Using Incident Response for Continuous Testing

Incident response tools offer the ability for organizations to not only implement continuous testing but to also shorten the feedback loop from continuous testing back into planning and development

At this point, you should be able to say the word “continuous” to any technical team, drop the mic and leave. Yes, the idea that we want to do more delivery, more testing and more interactions isn’t always novel. The reason we use phrases such as continuous testing and continuous improvement is to have the conversation about the unique set of tools and practices required to run these processes in production, and not just as part of continuous integration (CI). Part of supporting continuous testing is having a highly effective incident response process—arguably, it’s required.

Continuous testing is used in the context of functional testing, performance testing and vulnerability scanning. All three come from different disciplines, but all suffer from the same challenge that they’re processes designed to be run during pre-release, not in production.

Functional testing is the process of running automated tests of the application as if the test were a user, from the outside in. Performance testing is the process of putting artificial loads on the application to simulate high transaction volume to see how the application responds. Vulnerability scanning is the process of scanning application code to make sure components don’t have known vulnerabilities.

All of these application quality processes are generally run in continuous integration (CI) environments and pre-production. If an organization were to move them to production, they get several benefits:

Full parity with production infrastructure. When you run these tests in CI, the environment it’s run on isn’t a one-for-one comparison with the infrastructure used for production. By running tests in production, you get a true picture of what is going to happen.
Better relation to production data. By running these tests in production you are running aside real user activity, which gives a more accurate picture from the outcome of the tests.
Reduced reliance on CI. Continuous testing allows you to streamline and even reduce pre-release processes, allowing more code to get to production faster. It also reduces the reliance on synthetics, mocks and service virtualization.
Specifically for vulnerability scanning, the ability to build DevSecOps workflows into production for vulnerabilities that show up at a later date.

The mechanisms for running the tests in production are the same as CI, just with a different target environment. The problem is, when something breaks in production, it’s much more serious. So, to support continuous testing, you need to know what to do if there’s a test case failure or a failure in the application as a result of running the test.

This is where incident response comes in. Today, most incident response tools and processes are used by SREs and developers to be alerted when something breaks. But, the same tools and approaches can be used for running tests as well. The only difference is, not only will the application be a data source of an alert, but so are the testing tools. This way, quality engineering and DevSecOps teams can confidently run their test suites and get alerted if something goes wrong.
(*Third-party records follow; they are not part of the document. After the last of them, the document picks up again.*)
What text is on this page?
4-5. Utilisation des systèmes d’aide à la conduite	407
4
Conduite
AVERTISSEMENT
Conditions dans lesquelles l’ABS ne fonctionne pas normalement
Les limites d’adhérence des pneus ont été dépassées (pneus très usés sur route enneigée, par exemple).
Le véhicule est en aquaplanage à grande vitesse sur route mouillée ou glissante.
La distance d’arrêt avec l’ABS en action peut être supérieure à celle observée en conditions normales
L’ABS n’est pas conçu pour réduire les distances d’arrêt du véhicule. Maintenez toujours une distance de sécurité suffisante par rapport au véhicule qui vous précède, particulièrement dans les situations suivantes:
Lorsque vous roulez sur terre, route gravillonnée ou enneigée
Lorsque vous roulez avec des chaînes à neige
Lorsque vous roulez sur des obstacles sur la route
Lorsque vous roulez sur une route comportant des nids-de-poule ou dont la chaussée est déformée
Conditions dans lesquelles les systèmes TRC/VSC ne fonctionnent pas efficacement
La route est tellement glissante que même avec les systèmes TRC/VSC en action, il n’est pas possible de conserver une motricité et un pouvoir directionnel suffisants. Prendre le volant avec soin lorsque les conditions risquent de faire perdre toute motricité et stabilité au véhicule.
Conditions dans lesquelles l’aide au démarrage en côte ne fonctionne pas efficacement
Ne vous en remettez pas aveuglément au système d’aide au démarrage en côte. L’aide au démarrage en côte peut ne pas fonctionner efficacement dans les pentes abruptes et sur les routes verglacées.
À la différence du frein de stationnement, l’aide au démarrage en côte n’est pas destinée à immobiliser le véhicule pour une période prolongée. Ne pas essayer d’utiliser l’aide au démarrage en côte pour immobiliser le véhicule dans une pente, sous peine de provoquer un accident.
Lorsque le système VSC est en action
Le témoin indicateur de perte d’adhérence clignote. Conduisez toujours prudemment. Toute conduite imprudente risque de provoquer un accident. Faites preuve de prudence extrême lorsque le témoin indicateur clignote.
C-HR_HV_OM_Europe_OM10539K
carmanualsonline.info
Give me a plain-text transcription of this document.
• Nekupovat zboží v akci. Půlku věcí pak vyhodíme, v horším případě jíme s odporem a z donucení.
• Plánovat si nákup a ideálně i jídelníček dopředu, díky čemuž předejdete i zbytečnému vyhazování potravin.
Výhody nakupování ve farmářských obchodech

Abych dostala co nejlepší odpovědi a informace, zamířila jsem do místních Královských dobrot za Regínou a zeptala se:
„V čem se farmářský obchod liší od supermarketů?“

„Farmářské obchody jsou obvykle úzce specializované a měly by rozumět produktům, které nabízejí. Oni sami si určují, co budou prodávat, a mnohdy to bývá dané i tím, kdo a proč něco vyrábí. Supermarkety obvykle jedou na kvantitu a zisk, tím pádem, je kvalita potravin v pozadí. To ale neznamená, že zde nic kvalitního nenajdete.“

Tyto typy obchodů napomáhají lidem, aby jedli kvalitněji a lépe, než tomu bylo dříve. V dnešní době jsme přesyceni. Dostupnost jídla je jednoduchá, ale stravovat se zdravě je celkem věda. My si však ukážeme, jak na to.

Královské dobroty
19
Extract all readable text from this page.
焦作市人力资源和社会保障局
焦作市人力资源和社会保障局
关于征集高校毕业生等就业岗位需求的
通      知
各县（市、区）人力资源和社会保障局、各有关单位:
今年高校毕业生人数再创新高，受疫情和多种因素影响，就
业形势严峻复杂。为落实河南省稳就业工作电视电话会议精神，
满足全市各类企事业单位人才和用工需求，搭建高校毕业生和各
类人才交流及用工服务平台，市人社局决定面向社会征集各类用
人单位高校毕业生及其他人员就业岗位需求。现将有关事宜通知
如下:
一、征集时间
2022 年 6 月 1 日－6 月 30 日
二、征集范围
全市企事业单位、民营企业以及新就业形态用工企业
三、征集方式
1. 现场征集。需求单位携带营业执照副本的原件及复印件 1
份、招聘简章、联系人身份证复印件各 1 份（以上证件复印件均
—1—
In particular for vulnerability scanning, continuous testing allows SecOps folks to get alerted when a new vulnerability is detected, which can result in patching holes long before the application is exploited.

If an organization embraces continuous testing, they need to know:

If a test fails. The effort to run tests, both in terms of human and compute time can be high. To wait for a result can also impact downstream processes. Therefore, it’s important for application quality and security to know that the tests themselves are running successfully. And, if they break, the QE team or SecOps team needs to be alerted so they can re-run the tests.
If the tests break something in production. Not only do the teams who own the testing process and tools need to be alerted but if you’re on-call, you need to know as part of the context of an alert, that the incident was directly or indirectly impacted by tests being run. This can save a lot of time by killing tests versus chasing down issues with the application that may not be there.

Incident response tools offer the ability for organizations to not only implement continuous testing but to also shorten the feedback loop from continuous testing back into planning and development. This can be done simply by reducing the amount of time it takes to get details from an incident back to the appropriate teams, but also for non-critical incidents that indicate potential issues in the application. Issues can be made more visible to everyone and communicated to product owners faster and more effectively. This is the other continuous, continuous improvement.